Method for Designing Three-Dimensional Swept Hybrid Wings for Icing Wind-Tunnel Tests

Abstract

Hybrid-wing models are those that present the same leading-edge geometry of the full-scale aircraft wing and a redesigned aft section of reduced chord, such that models can be tested inside an icing wind tunnel. When properly designed, these models reproduce the full-scale flowfield and ice accretions on the leading edge, with reduced tunnel blockage. Although a method exists for designing hybrid airfoils, no systematic method is available in the literature for designing hybrid swept wings.
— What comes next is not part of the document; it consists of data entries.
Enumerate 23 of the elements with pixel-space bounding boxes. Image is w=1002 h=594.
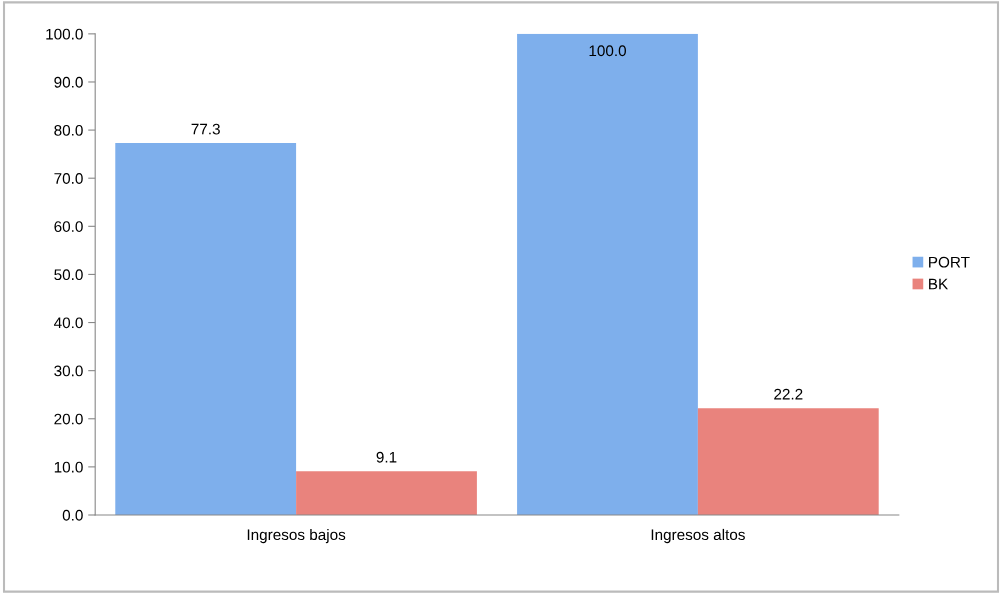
bar [697, 408, 879, 515]
y-tick-label: 60.0 [54, 221, 83, 232]
bar [115, 143, 297, 515]
y-tick-label: 30.0 [54, 365, 83, 377]
data-label: 22.2 [774, 388, 803, 400]
legend-label: PORT [929, 256, 970, 268]
y-tick-label: 70.0 [54, 173, 83, 184]
y-tick-label: 40.0 [54, 317, 83, 329]
y-tick-label: 20.0 [54, 413, 83, 425]
data-label: 100.0 [589, 45, 627, 57]
y-tick-label: 0.0 [62, 509, 83, 521]
x-tick-label: Ingresos bajos [247, 528, 346, 544]
y-tick-label: 80.0 [54, 124, 83, 136]
y-tick-label: 50.0 [54, 269, 83, 281]
x-tick-label: Ingresos altos [651, 528, 745, 544]
bar [517, 33, 698, 515]
bar [296, 471, 477, 515]
legend-label: BK [929, 278, 949, 290]
y-tick-label: 90.0 [54, 76, 83, 88]
y-tick-label: 10.0 [54, 461, 83, 473]
y-tick-label: 100.0 [46, 28, 83, 40]
data-label: 77.3 [191, 123, 220, 135]
data-label: 9.1 [376, 451, 397, 463]
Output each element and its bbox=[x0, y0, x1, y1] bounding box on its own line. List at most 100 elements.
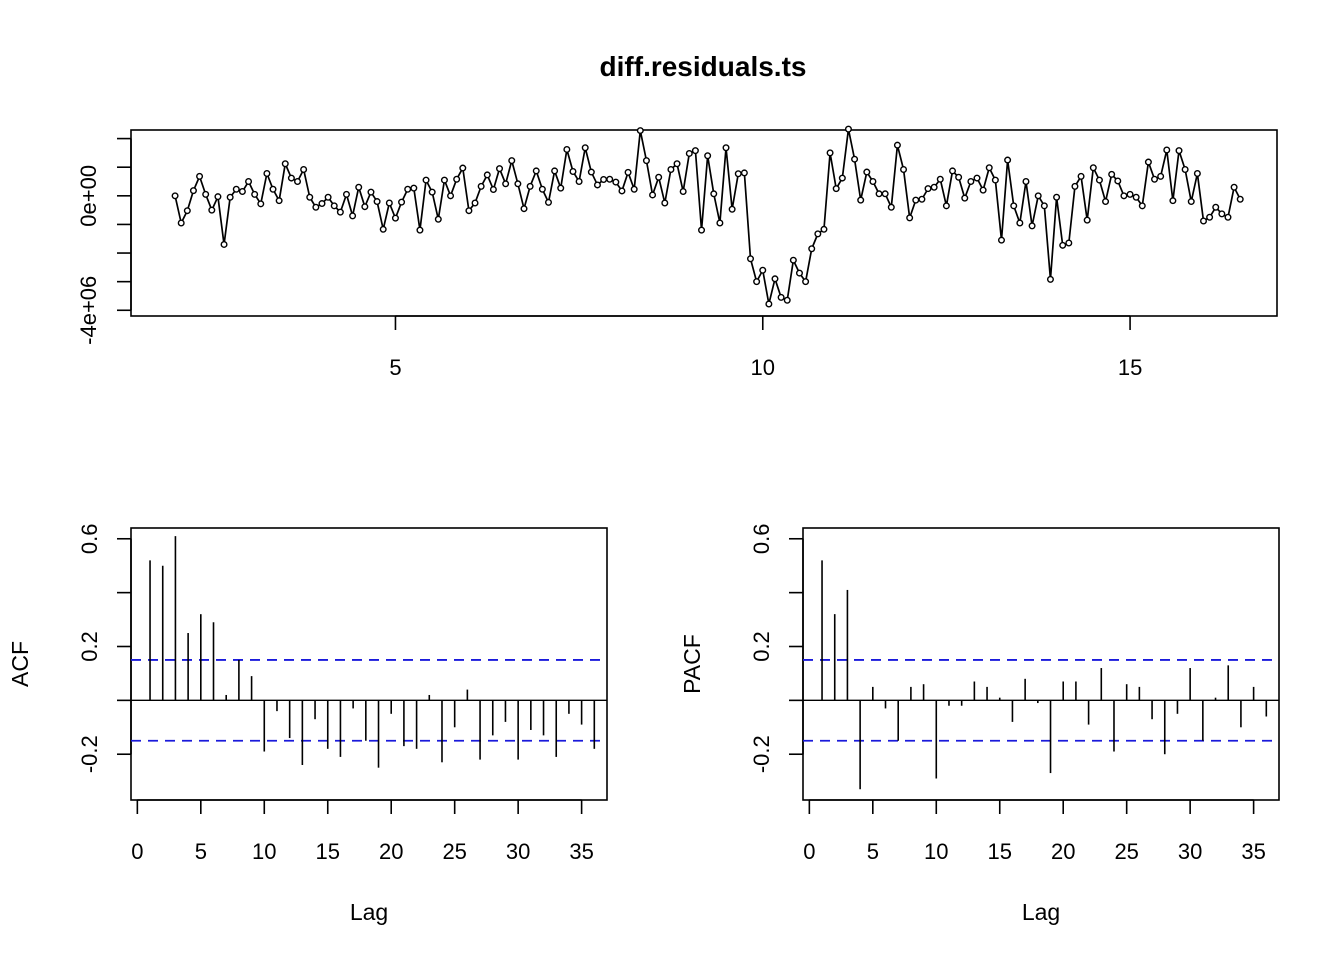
data-point bbox=[1102, 198, 1110, 206]
y-tick-label: 0.6 bbox=[749, 523, 774, 554]
data-point bbox=[1022, 178, 1030, 186]
data-point bbox=[1016, 219, 1024, 227]
data-point bbox=[245, 178, 253, 186]
data-point bbox=[979, 186, 987, 194]
data-point bbox=[1212, 203, 1220, 211]
x-tick-label: 35 bbox=[1241, 839, 1265, 864]
data-point bbox=[465, 207, 473, 215]
data-point bbox=[875, 190, 883, 198]
x-tick-label: 30 bbox=[1178, 839, 1202, 864]
data-point bbox=[955, 173, 963, 181]
data-point bbox=[961, 194, 969, 202]
data-point bbox=[881, 190, 889, 198]
data-point bbox=[1095, 176, 1103, 184]
data-point bbox=[906, 214, 914, 222]
data-point bbox=[808, 245, 816, 253]
acf-panel: -0.2 0.2 0.6 0 5 10 15 20 25 30 35 Lag ACF bbox=[7, 523, 608, 925]
data-point bbox=[440, 176, 448, 184]
data-point bbox=[422, 176, 430, 184]
data-point bbox=[740, 169, 748, 177]
data-point bbox=[1199, 217, 1207, 225]
x-tick-label: 5 bbox=[389, 355, 401, 380]
data-point bbox=[1193, 169, 1201, 177]
data-point bbox=[1071, 182, 1079, 190]
y-axis-title: PACF bbox=[679, 634, 705, 694]
data-point bbox=[281, 160, 289, 168]
x-tick-label: 10 bbox=[924, 839, 948, 864]
data-point bbox=[177, 219, 185, 227]
data-point bbox=[330, 202, 338, 210]
data-point bbox=[967, 178, 975, 186]
x-tick-label: 25 bbox=[1114, 839, 1138, 864]
data-point bbox=[826, 149, 834, 157]
data-point bbox=[636, 127, 644, 135]
data-point bbox=[483, 171, 491, 179]
data-point bbox=[1046, 275, 1054, 283]
data-point bbox=[924, 185, 932, 193]
plot-frame bbox=[130, 129, 1278, 317]
x-tick-label: 10 bbox=[252, 839, 276, 864]
data-point bbox=[753, 278, 761, 286]
data-point bbox=[526, 182, 534, 190]
data-point bbox=[704, 152, 712, 160]
data-point bbox=[820, 225, 828, 233]
data-point bbox=[251, 190, 259, 198]
data-point bbox=[1108, 170, 1116, 178]
data-point bbox=[563, 145, 571, 153]
data-point bbox=[673, 160, 681, 168]
y-tick-label: -0.2 bbox=[77, 735, 102, 773]
data-point bbox=[208, 206, 216, 214]
data-point bbox=[698, 226, 706, 234]
data-point bbox=[838, 174, 846, 182]
data-point bbox=[1169, 197, 1177, 205]
chart-title: diff.residuals.ts bbox=[600, 51, 807, 82]
data-point bbox=[1065, 239, 1073, 247]
data-point bbox=[496, 165, 504, 173]
data-point bbox=[612, 178, 620, 186]
time-series-panel: -4e+06 0e+00 5 10 15 bbox=[76, 125, 1278, 380]
data-point bbox=[1218, 210, 1226, 218]
data-point bbox=[398, 198, 406, 206]
data-point bbox=[1040, 202, 1048, 210]
y-tick-label: 0.2 bbox=[749, 631, 774, 662]
data-point bbox=[447, 192, 455, 200]
data-point bbox=[1120, 192, 1128, 200]
data-point bbox=[385, 199, 393, 207]
data-point bbox=[306, 193, 314, 201]
data-point bbox=[814, 230, 822, 238]
data-point bbox=[349, 212, 357, 220]
data-point bbox=[1151, 175, 1159, 183]
data-point bbox=[912, 196, 920, 204]
data-point bbox=[342, 190, 350, 198]
data-point bbox=[257, 200, 265, 208]
data-point bbox=[196, 172, 204, 180]
data-point bbox=[171, 192, 179, 200]
data-point bbox=[269, 185, 277, 193]
x-tick-label: 0 bbox=[131, 839, 143, 864]
data-point bbox=[489, 186, 497, 194]
data-point bbox=[373, 198, 381, 206]
data-point bbox=[459, 164, 467, 172]
data-point bbox=[581, 144, 589, 152]
data-point bbox=[649, 191, 657, 199]
data-point bbox=[679, 188, 687, 196]
data-point bbox=[642, 157, 650, 165]
plot-frame bbox=[802, 527, 1280, 801]
data-point bbox=[416, 226, 424, 234]
data-point bbox=[520, 205, 528, 213]
data-point bbox=[453, 175, 461, 183]
data-point bbox=[318, 200, 326, 208]
data-point bbox=[544, 198, 552, 206]
data-point bbox=[379, 225, 387, 233]
data-point bbox=[569, 167, 577, 175]
data-point bbox=[789, 256, 797, 264]
data-point bbox=[851, 155, 859, 163]
data-point bbox=[997, 236, 1005, 244]
data-point bbox=[428, 188, 436, 196]
data-point bbox=[949, 167, 957, 175]
data-point bbox=[238, 188, 246, 196]
data-point bbox=[857, 196, 865, 204]
data-point bbox=[294, 178, 302, 186]
data-point bbox=[624, 168, 632, 176]
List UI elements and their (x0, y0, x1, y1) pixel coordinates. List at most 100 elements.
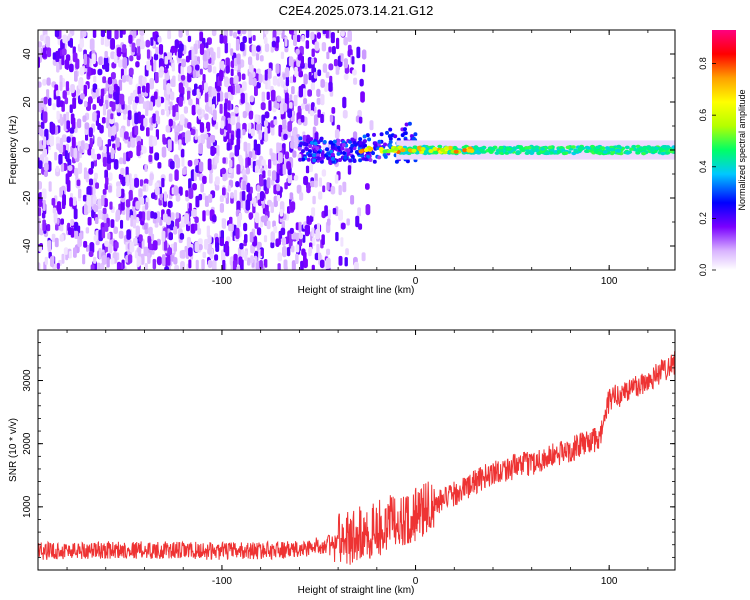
spectrogram-cell (233, 189, 238, 202)
spectrogram-cell (161, 230, 166, 242)
spectrogram-cell (325, 30, 329, 39)
spectrogram-cell (42, 78, 47, 86)
spectrogram-y-label: Frequency (Hz) (8, 116, 19, 185)
colorbar-label: Normalized spectral amplitude (737, 89, 747, 210)
spectrogram-cell (227, 185, 231, 192)
spectrogram-cell (247, 257, 251, 266)
spectrogram-cell (377, 139, 382, 144)
spectrogram-cell (87, 66, 91, 77)
spectrogram-cell (344, 257, 348, 267)
spectrogram-cell (277, 152, 283, 164)
spectrogram-cell (53, 215, 58, 224)
spectrogram-cell (119, 128, 124, 138)
spectrogram-y-tick-label: 40 (22, 48, 33, 60)
spectrogram-cell (278, 76, 284, 83)
spectrogram-cell (479, 148, 485, 153)
spectrogram-cell (305, 104, 309, 112)
spectrogram-cell (322, 63, 328, 73)
spectrogram-cell (162, 254, 166, 267)
spectrogram-cell (333, 59, 338, 67)
spectrogram-cell (363, 148, 369, 152)
spectrogram-x-tick-label: 0 (413, 276, 419, 287)
spectrogram-cell (236, 53, 241, 65)
spectrogram-cell (321, 42, 327, 52)
spectrogram-cell (70, 145, 75, 158)
spectrogram-cell (267, 80, 271, 90)
spectrogram-cell (237, 215, 241, 228)
spectrogram-cell (313, 114, 319, 126)
spectrogram-cell (66, 179, 71, 192)
spectrogram-cell (342, 96, 347, 109)
spectrogram-cell (150, 37, 154, 46)
spectrogram-cell (210, 53, 215, 66)
spectrogram-cell (100, 88, 105, 97)
spectrogram-cell (411, 136, 416, 141)
spectrogram-cell (250, 128, 255, 137)
spectrogram-cell (259, 260, 263, 269)
spectrogram-cell (236, 200, 241, 213)
spectrogram-cell (76, 179, 81, 187)
spectrogram-cell (104, 246, 108, 253)
spectrogram-cell (188, 247, 193, 257)
spectrogram-cell (206, 225, 210, 238)
spectrogram-cell (393, 147, 399, 152)
spectrogram-cell (260, 102, 266, 111)
spectrogram-cell (336, 141, 341, 146)
snr-x-tick-label: 0 (413, 576, 419, 587)
spectrogram-cell (44, 256, 48, 265)
spectrogram-cell (219, 34, 224, 44)
spectrogram-cell (142, 184, 146, 192)
spectrogram-cell (267, 169, 272, 177)
spectrogram-cell (51, 197, 56, 206)
spectrogram-cell (255, 52, 260, 61)
spectrogram-cell (326, 51, 330, 60)
spectrogram-cell (162, 213, 168, 223)
spectrogram-cell (251, 44, 257, 57)
spectrogram-cell (191, 208, 197, 218)
spectrogram-cell (100, 30, 105, 38)
spectrogram-cell (236, 164, 241, 175)
spectrogram-cell (71, 136, 76, 149)
spectrogram-cell (316, 150, 321, 155)
spectrogram-cell (235, 181, 240, 188)
spectrogram-cell (367, 137, 372, 142)
spectrogram-cell (352, 159, 357, 163)
spectrogram-cell (325, 147, 329, 152)
spectrogram-cell (383, 154, 388, 159)
spectrogram-cell (153, 60, 157, 72)
spectrogram-cell (38, 192, 43, 203)
spectrogram-cell (151, 192, 156, 199)
spectrogram-cell (84, 122, 90, 130)
spectrogram-cell (298, 157, 303, 162)
spectrogram-cell (249, 95, 254, 103)
spectrogram-cell (230, 60, 235, 68)
spectrogram-cell (259, 191, 265, 202)
spectrogram-cell (264, 43, 270, 53)
spectrogram-cell (38, 207, 42, 217)
spectrogram-cell (101, 255, 107, 265)
spectrogram-cell (72, 52, 78, 63)
spectrogram-cell (135, 225, 140, 237)
spectrogram-x-tick-label: -100 (212, 276, 232, 287)
spectrogram-cell (267, 68, 272, 79)
spectrogram-cell (60, 137, 64, 147)
spectrogram-cell (183, 106, 188, 114)
spectrogram-cell (369, 120, 374, 131)
spectrogram-cell (43, 170, 48, 177)
spectrogram-cell (328, 63, 334, 71)
spectrogram-cell (346, 148, 351, 153)
spectrogram-cell (221, 60, 225, 71)
spectrogram-cell (293, 94, 298, 107)
spectrogram-cell (59, 100, 64, 108)
spectrogram-cell (342, 151, 347, 155)
spectrogram-cell (74, 230, 79, 239)
spectrogram-cell (56, 63, 60, 73)
spectrogram-cell (72, 97, 77, 109)
spectrogram-cell (62, 34, 67, 44)
spectrogram-cell (89, 242, 95, 254)
spectrogram-cell (204, 82, 208, 93)
spectrogram-cell (61, 48, 67, 56)
spectrogram-cell (379, 132, 384, 137)
spectrogram-cell (277, 252, 282, 262)
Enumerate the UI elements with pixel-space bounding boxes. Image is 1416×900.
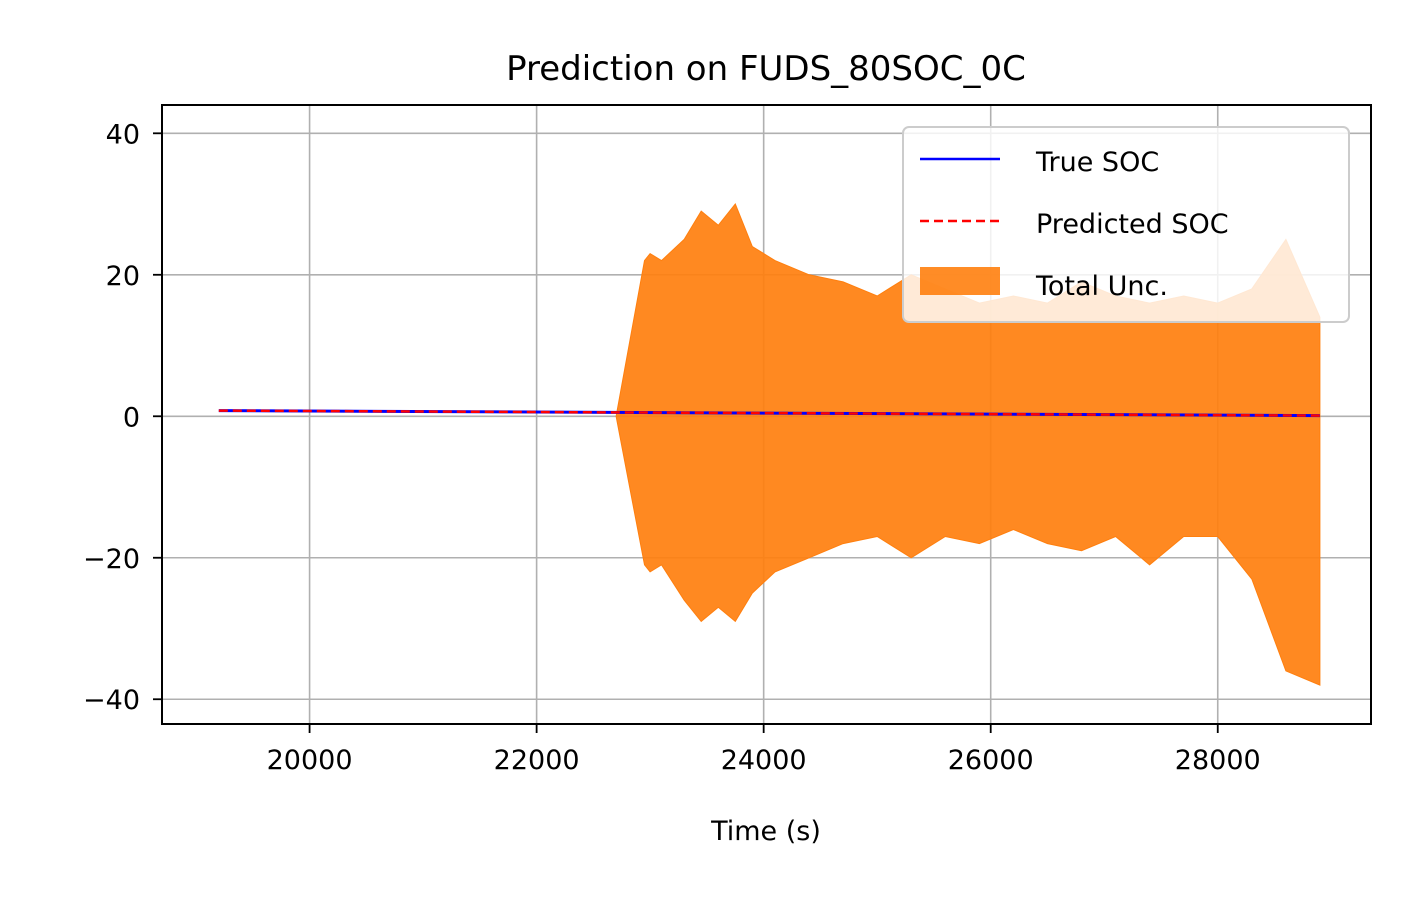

This paper presents a method for designing three-dimensional swept hybrid wings using hybrid airfoils for the purpose of generating full-scale ice accretions, such as those on large commercial aircraft, in icing wind tunnels. An application example using the method is shown for the design of three hybrid wings representing different wing stations of a modern commercial aircraft. Investigations of the effects of tunnel walls, model sweep angle, model aspect ratio, model thickness, and wind-tunnel blockage are also presented. Attachment-line location was used as a first-order parameter for matching full-scale ice shapes, following the findings of previous investigations on hybrid airfoils. Methods for controlling the spanwise variation of attachment line due to flow three-dimensionality were assessed with the use of angle of attack, gap between the model and tunnel wall, aerodynamic twist, and segmented flaps. Finally, model design tradeoffs are presented from the perspective of the hybrid-wing designer between competing performance parameters, such as level of agreement in matching full-scale attachment-line location, wind-tunnel load/speed limits, and model manufacturing/operational complexity.